What is your opinion on the supplements listed in the article? Specifically ZMA and Flameout

Sorry for the separate responses, I am new here after all. I would like to address my misguided and misunderstood anger earlier towards @flipcollar. I was not mad about his insults, and I didn’t take them personally. I just did not see enough advice to warrant the amount of rudeness. He has given me strong advice now, and I am thankful for it. I hope we can move past that part and focus more around the main question: Should I cut or bulk? Thank you for everyone responding and helping, and sorry for the photos as they are not very good and make it hard to give accurate advice.

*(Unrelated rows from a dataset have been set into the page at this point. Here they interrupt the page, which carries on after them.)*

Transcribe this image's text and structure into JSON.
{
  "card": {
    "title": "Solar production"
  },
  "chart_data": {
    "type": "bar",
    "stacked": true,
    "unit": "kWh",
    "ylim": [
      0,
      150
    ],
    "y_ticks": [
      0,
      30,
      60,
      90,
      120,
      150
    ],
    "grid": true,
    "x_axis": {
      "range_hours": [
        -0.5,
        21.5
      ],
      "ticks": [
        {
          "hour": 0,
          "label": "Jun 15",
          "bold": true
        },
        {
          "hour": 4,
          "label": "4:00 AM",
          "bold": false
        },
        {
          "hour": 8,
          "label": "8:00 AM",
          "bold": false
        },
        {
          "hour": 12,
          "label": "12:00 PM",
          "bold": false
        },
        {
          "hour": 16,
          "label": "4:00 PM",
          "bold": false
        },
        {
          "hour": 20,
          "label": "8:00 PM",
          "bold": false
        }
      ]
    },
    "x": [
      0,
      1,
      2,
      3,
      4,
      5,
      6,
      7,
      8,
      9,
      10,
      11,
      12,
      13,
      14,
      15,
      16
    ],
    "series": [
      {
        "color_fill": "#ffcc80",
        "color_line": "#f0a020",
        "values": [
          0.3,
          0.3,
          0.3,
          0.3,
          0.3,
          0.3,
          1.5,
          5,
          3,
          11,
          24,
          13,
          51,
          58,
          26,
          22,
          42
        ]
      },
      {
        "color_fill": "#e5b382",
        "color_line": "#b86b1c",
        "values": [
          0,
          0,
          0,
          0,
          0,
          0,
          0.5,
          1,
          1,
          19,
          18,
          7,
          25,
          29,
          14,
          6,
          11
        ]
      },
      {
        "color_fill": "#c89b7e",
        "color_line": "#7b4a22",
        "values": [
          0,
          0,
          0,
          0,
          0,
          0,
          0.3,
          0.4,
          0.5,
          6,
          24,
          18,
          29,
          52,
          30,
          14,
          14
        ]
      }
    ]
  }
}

Adding an edit here to give a recount of information that may be vital in helping determine a good course of action.

Recount:

  • 5’9", 158lbs, Squat Max 300lbs, Bench Max 200lbs
  • Taking 5g creatine everyday, never did a loading phase, drinking 3gal water per day
  • Bulked to 170 awhile ago, weight stagnated for awhile, cut from 160 → 150 in maybe 6 months.
  • Scared of bulking as I do not want to get fat again, but I am willing to do it with enough reason
  • Intensity in my workout is very high, just assume that to be 100% truth
  • Count my calories and hit 150g of protein everyday
  • Working out 1h30m per day, walking 5mi per day @ 3mph, TDEE averages 2800calories burned
  • I went on a scary hard cut over the summer as a result of being tired of waiting for my slow cut. I ran sprints every 3 days, and filled the rest of the days with 4mi of running. I also lifted 1hr per day. I ate 1300-1600 calories per day and dropped from 157-> 148 in 2months, but jumped back up to 152 once I started eating properly. I am now coming to terms that this may have been the reason I haven’t made “much progress” as I may have lost considerable muscle.